Texas Legislature finally has deal to cut your property taxes. It’s about dang time | Opinion
Texas lawmakers have reached a deal on property tax cuts, Lt. Gov. Dan Patrick and House Speaker Dade Phelan announced Monday. It’s about dang time.
The plan, like any big compromise, won’t satisfy everyone. But it offers significant tax relief for businesses and homeowners who have been hammered with higher bills, thanks to rapid increase in property appraisals. It shouldn’t have taken the Legislature its entire regular session and two special sessions to get it done, but what matters is that the deal gets to Gov. Greg Abbott and he signs it, pronto.
The $18 billion bill will include more than $12 billion to reduce school property tax rates.
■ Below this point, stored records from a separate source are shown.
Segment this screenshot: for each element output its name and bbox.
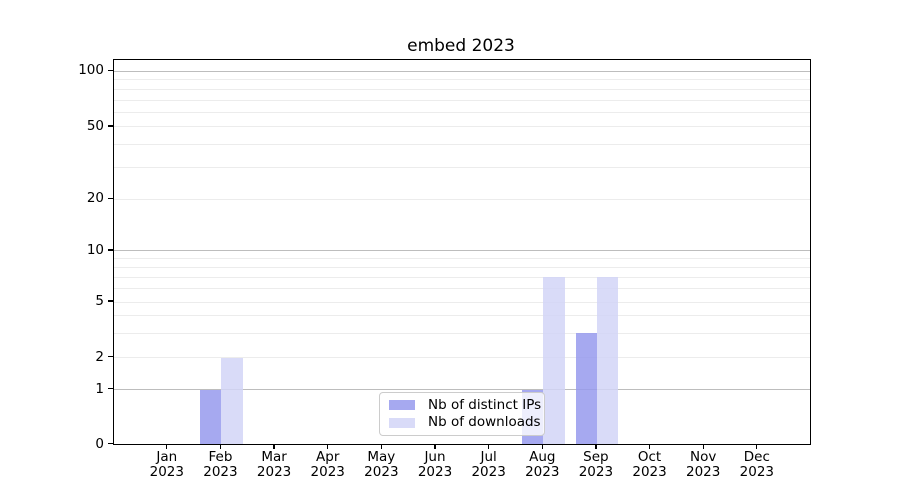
x-tick-label: Apr 2023 xyxy=(310,449,345,480)
x-tick-mark xyxy=(595,443,597,449)
y-tick-mark xyxy=(108,197,113,200)
legend-entry-downloads: Nb of downloads xyxy=(389,415,541,430)
x-tick-mark xyxy=(702,443,704,449)
x-tick-mark xyxy=(756,443,758,449)
x-tick-mark xyxy=(380,443,382,449)
x-tick-label: Jul 2023 xyxy=(471,449,506,480)
y-tick-label: 50 xyxy=(86,117,104,134)
x-tick-label: Mar 2023 xyxy=(256,449,292,480)
minor-gridline xyxy=(114,332,810,334)
major-gridline xyxy=(114,70,810,72)
x-tick-mark xyxy=(648,443,651,449)
x-tick-label: Aug 2023 xyxy=(525,449,560,480)
minor-gridline xyxy=(114,276,810,278)
legend: Nb of distinct IPs Nb of downloads xyxy=(379,392,545,436)
y-tick-label: 2 xyxy=(95,348,104,365)
grid-layer xyxy=(114,60,810,444)
y-tick-mark xyxy=(108,300,113,302)
minor-gridline xyxy=(114,79,810,81)
legend-label-downloads: Nb of downloads xyxy=(428,414,541,431)
x-tick-mark xyxy=(327,443,329,449)
y-tick-mark xyxy=(108,249,113,251)
x-tick-label: May 2023 xyxy=(364,449,399,480)
legend-swatch-downloads xyxy=(389,418,415,428)
y-tick-label: 5 xyxy=(95,293,104,309)
minor-gridline xyxy=(114,357,810,359)
minor-gridline xyxy=(114,315,810,317)
minor-gridline xyxy=(114,166,810,168)
y-tick-label: 0 xyxy=(95,435,104,452)
minor-gridline xyxy=(114,144,810,146)
y-tick-label: 100 xyxy=(78,62,104,79)
bar-distinct-ips xyxy=(200,389,222,445)
legend-label-distinct-ips: Nb of distinct IPs xyxy=(428,396,542,413)
minor-gridline xyxy=(114,258,810,260)
legend-swatch-distinct-ips xyxy=(389,400,415,410)
y-tick-mark xyxy=(108,125,113,127)
bars-layer xyxy=(114,60,810,445)
minor-gridline xyxy=(114,126,810,128)
minor-gridline xyxy=(114,99,810,101)
y-tick-label: 1 xyxy=(95,380,104,397)
x-tick-label: Oct 2023 xyxy=(632,449,667,480)
y-tick-mark xyxy=(108,387,113,390)
minor-gridline xyxy=(114,198,810,200)
x-tick-mark xyxy=(541,443,543,449)
x-tick-label: Dec 2023 xyxy=(739,449,774,480)
bar-downloads xyxy=(221,357,243,445)
x-tick-label: Jan 2023 xyxy=(149,449,184,480)
y-tick-mark xyxy=(108,356,113,358)
major-gridline xyxy=(114,389,810,391)
x-tick-label: Nov 2023 xyxy=(686,449,721,480)
bar-distinct-ips xyxy=(575,333,597,445)
x-tick-mark xyxy=(434,443,436,449)
x-tick-mark xyxy=(219,443,222,449)
plot-area xyxy=(113,59,811,445)
y-tick-label: 10 xyxy=(86,241,104,258)
major-gridline xyxy=(114,250,810,252)
x-tick-mark xyxy=(273,443,275,449)
chart-title: embed 2023 xyxy=(407,36,515,56)
minor-gridline xyxy=(114,88,810,90)
y-tick-label: 20 xyxy=(86,190,104,207)
y-tick-mark xyxy=(108,69,113,72)
x-tick-mark xyxy=(166,443,168,449)
legend-entry-distinct-ips: Nb of distinct IPs xyxy=(389,397,541,413)
y-tick-mark xyxy=(108,442,113,445)
x-tick-mark xyxy=(488,443,490,449)
minor-gridline xyxy=(114,301,810,303)
x-tick-label: Jun 2023 xyxy=(417,449,453,480)
bar-downloads xyxy=(543,277,565,445)
minor-gridline xyxy=(114,266,810,268)
x-tick-label: Feb 2023 xyxy=(203,449,238,480)
x-tick-label: Sep 2023 xyxy=(578,449,614,480)
bar-downloads xyxy=(596,277,619,445)
minor-gridline xyxy=(114,288,810,290)
minor-gridline xyxy=(114,111,810,113)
That measure offers the broadest relief, and the House wanted all the money to go toward so-called rate compression.
About 5.7 million homeowners will see their homestead exemption — the amount of value of your home that isn’t taxed — increase to $100,000. That was important to senators, who wanted to tip tax relief toward homeowners, an important voting group.
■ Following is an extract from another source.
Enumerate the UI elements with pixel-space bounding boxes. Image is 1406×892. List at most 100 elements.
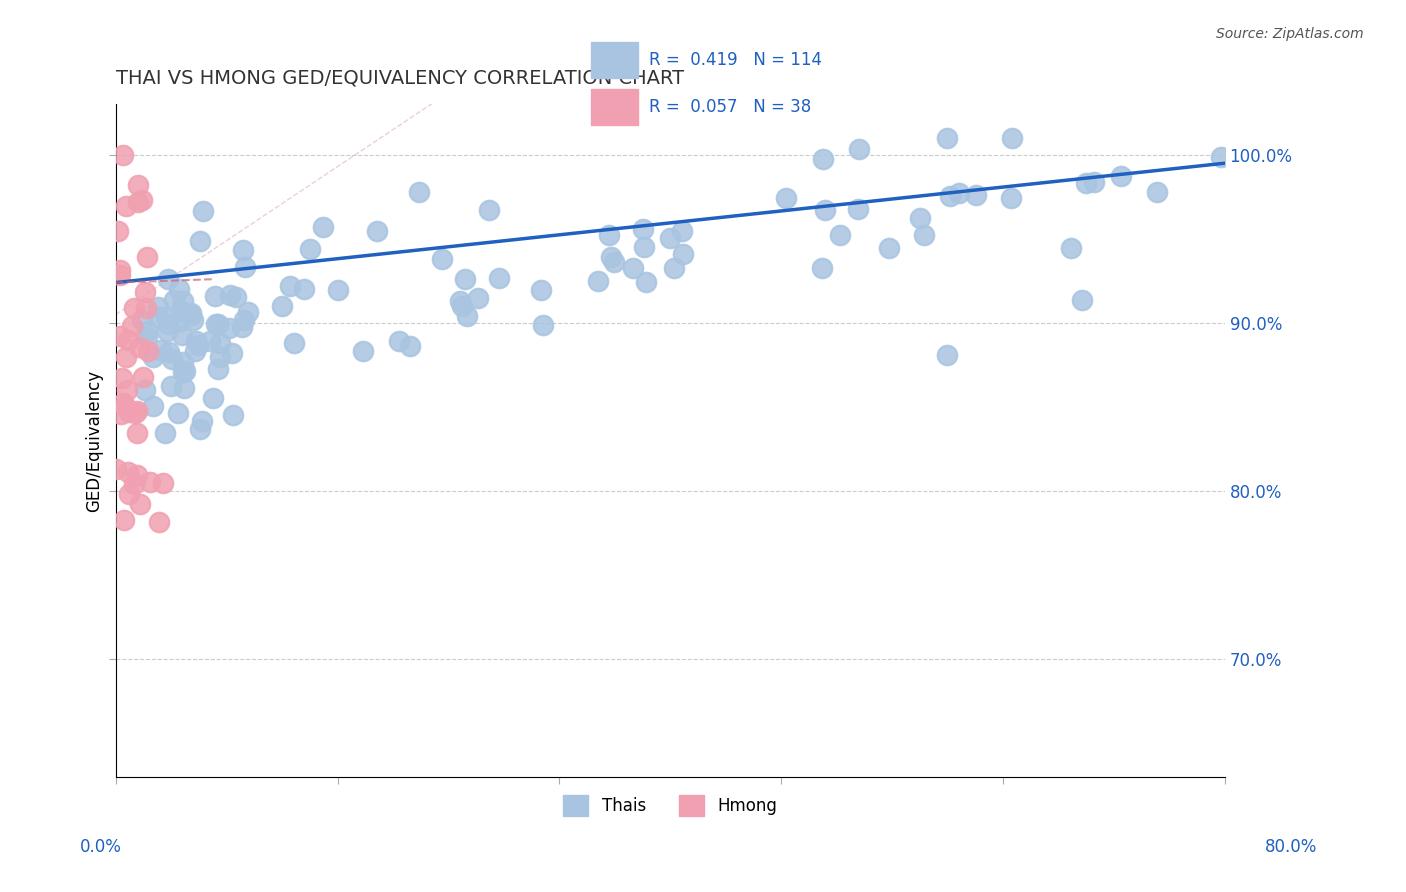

The deal includes an experimental “circuit breaker” for increases in other properties’ values. It’s not yet clear exactly how it would work, but the idea is for a 20% break on appraisals, probably to direct more relief to businesses and try to help the spiraling rental market. With appraisals always on the rise, though, it’s hard to see how much that will move the needle for renters.
Around 30% of Texans rent. As one local economist noted, cutting the appraisals for rental and business property could lead to higher tax rates, as local governments seek to replace lost revenue.
The deal was partly hung up on the House’s insistence, backed by Abbott, on trying to put the state on a path to eliminate local school property taxes through state budget surpluses. Conservative backers of that idea, which would mean higher sales taxes and less local control, grumbled about the compromise almost immediately.
A $100,000 homestead exemption in the Fort Worth school district would mean $769 in savings on the tax bill of someone with a $350,000 home that was already using the $40,000 exemption. Reducing school tax rates will save additional money.
Are taxpayers the winners here? Time will tell.
Even with this deal done, lawmakers won’t be abandoning Austin entirely. But now, the Legislature can move on to other topics, such as the school choice plan that Abbott wants and, we hope, other provisions to address the state’s lagging schools. And in the fall, there’s the Senate impeachment trial of Attorney General Ken Paxton.
The drama in Austin is hardly finished, but at least taxpayers are getting a much-needed break.